Nicht ausschlaggebend sind auch die - streitigen - Verantwortungsbeiträge zu den in der Vergangenheit erfolgten Auseinandersetzungen zwischen den Beteiligten. Umstände, die zum Scheitern der Ehe geführt haben, spielen grundsätzlich keine Rolle (MüKoBGB/Wellenhofer, a. a. O., § 1568a BGB Rn. 20). Im Hinblick auf die Frage, welcher der geschiedenen Ehegatten in stärkerem Maß auf die Wohnung angewiesen ist, ist es auch irrelevant, wem welches Fehlverhalten gegen den anderen vorgeworfen werden kann. Etwas anderes kann nur gelten, wenn einem Ehegatten ein schwerwiegendes, klar bei dem anderen Ehegatten liegendes Fehlverhalten vorzuwerfen ist (vgl. hierzu KG BeckRS 9998, 8472). Der Antragsgegner hat indes ein entsprechendes Fehlverhalten der Antragstellerin nicht dargelegt.

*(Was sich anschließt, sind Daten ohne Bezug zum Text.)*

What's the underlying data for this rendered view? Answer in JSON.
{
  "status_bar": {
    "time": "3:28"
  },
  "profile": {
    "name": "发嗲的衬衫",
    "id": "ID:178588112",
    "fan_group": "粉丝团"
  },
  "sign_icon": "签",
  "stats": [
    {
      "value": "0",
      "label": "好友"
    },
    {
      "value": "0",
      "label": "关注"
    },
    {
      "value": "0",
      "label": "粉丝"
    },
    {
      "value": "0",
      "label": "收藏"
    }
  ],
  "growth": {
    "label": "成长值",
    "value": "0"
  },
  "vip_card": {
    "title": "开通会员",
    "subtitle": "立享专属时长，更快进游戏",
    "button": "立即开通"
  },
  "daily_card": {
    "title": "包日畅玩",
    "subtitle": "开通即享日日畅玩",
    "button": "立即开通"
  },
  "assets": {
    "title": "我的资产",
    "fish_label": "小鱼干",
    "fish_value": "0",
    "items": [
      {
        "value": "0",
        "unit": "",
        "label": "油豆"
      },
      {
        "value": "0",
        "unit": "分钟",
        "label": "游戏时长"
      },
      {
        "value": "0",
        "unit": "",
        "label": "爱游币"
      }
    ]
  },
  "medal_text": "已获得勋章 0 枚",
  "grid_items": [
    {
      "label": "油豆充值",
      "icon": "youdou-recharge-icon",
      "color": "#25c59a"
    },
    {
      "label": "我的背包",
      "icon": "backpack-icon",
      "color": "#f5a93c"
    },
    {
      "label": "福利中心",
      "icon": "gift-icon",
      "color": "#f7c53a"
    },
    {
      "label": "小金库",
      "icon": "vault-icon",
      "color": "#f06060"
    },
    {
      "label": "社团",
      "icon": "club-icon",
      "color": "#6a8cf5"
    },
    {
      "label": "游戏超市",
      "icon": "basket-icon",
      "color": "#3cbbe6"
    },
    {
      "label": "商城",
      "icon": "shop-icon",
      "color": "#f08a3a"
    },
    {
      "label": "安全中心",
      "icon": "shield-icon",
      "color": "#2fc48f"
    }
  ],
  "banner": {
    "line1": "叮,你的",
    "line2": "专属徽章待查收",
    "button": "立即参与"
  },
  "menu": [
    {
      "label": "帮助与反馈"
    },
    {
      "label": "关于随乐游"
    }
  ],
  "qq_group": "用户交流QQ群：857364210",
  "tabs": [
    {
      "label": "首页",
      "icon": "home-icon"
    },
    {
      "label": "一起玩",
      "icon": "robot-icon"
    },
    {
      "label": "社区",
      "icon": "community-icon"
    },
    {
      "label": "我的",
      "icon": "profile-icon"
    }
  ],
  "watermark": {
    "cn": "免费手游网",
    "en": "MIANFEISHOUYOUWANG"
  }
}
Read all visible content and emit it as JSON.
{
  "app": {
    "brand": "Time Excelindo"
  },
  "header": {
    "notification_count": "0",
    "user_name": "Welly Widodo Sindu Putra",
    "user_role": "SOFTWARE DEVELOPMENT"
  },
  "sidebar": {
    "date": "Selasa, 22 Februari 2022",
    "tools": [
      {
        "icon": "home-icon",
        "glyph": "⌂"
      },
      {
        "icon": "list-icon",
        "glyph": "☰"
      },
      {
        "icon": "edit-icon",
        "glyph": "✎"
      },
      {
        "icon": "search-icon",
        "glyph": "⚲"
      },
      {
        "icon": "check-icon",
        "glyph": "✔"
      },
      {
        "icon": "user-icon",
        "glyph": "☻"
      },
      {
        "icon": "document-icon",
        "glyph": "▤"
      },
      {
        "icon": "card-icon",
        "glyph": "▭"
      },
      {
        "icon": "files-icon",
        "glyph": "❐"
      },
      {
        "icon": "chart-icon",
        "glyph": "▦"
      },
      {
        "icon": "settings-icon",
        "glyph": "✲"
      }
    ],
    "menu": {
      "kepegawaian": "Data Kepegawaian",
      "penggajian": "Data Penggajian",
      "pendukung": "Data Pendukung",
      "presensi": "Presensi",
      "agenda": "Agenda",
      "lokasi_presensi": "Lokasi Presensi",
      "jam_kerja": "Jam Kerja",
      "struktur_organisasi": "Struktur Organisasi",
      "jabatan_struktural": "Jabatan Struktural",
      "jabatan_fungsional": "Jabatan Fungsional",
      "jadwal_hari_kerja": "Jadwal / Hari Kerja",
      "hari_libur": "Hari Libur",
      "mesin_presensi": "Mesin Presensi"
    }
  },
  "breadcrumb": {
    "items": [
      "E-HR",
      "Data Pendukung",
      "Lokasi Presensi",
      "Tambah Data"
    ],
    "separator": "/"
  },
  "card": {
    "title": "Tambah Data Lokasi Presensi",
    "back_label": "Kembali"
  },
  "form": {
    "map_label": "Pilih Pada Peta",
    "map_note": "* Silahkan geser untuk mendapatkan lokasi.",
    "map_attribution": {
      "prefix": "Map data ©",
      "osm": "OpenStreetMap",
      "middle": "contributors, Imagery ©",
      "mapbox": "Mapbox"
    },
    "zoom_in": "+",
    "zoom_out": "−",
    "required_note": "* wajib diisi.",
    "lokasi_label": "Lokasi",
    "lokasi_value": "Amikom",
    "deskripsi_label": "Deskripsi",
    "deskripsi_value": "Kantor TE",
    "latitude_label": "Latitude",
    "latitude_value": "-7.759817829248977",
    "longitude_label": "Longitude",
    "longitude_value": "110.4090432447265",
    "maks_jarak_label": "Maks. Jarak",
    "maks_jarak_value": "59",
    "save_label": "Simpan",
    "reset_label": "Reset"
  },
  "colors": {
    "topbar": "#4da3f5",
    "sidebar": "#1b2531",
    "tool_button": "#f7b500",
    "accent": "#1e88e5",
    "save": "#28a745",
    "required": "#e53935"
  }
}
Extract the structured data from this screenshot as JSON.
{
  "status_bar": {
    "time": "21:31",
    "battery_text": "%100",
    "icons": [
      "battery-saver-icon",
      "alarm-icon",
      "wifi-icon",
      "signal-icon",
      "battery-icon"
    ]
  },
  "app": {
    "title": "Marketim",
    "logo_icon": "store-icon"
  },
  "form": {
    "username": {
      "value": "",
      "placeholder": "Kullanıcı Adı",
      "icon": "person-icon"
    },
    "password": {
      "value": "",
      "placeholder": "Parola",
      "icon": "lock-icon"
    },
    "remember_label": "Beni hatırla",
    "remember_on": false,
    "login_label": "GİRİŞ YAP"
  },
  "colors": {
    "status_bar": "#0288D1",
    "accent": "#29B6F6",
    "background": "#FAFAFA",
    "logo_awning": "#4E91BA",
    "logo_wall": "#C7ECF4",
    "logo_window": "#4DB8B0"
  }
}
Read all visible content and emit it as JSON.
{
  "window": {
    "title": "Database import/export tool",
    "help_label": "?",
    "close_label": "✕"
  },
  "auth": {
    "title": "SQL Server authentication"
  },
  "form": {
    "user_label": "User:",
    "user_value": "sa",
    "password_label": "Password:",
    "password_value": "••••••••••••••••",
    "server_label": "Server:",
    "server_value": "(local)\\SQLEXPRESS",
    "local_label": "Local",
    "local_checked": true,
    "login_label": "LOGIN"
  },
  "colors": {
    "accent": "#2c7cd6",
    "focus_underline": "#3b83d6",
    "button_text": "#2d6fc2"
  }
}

Auch auf die Frage, ob die Antragstellerin in der Vergangenheit umziehen oder den Mietvertrag kündigen wollte, kommt es nicht an. Maßgebend sind die Verhältnisse im Zeitpunkt der Beschlussfassung (MüKoBGB/Wellenhofer, a. a. O., § 1568a BGB Rn. 17), die dadurch gekennzeichnet sind, dass beide Beteiligten die Wohnung behalten möchten.
2. Die Einräumung der Räumungsfrist beruht auf § 209 Abs. 1 FamFG. Eine Räumungsverpflichtung ohne Frist erscheint unbillig. Zwar weiß der Antragsgegner seit Erlass der angefochtenen Entscheidung um die Möglichkeit der Zuweisung an die Antragstellerin und hatte Gelegenheit, sich um eine andere Wohnung zu bemühen, jedoch ist noch seinem Vortrag vom 10. November 2021 (Bl. 148) zu entnehmen, dass er bislang keine neue Wohnung angemietet hat. Die Räumungsfrist erscheint danach erforderlich, aber auch ausreichend, um den wechselseitigen Interessen der Beteiligten Rechnung zu tragen.
3. Die Kostenentscheidung beruht auf § 84 FamFG, die Entscheidung zum Verfahrenswert folgt aus §§ 55 Abs. 2, 48 Abs. 1 FamGKG.
Gründe für die Zulassung der Rechtsbeschwerde liegen nicht vor, § 70 Abs. 2 FamFG.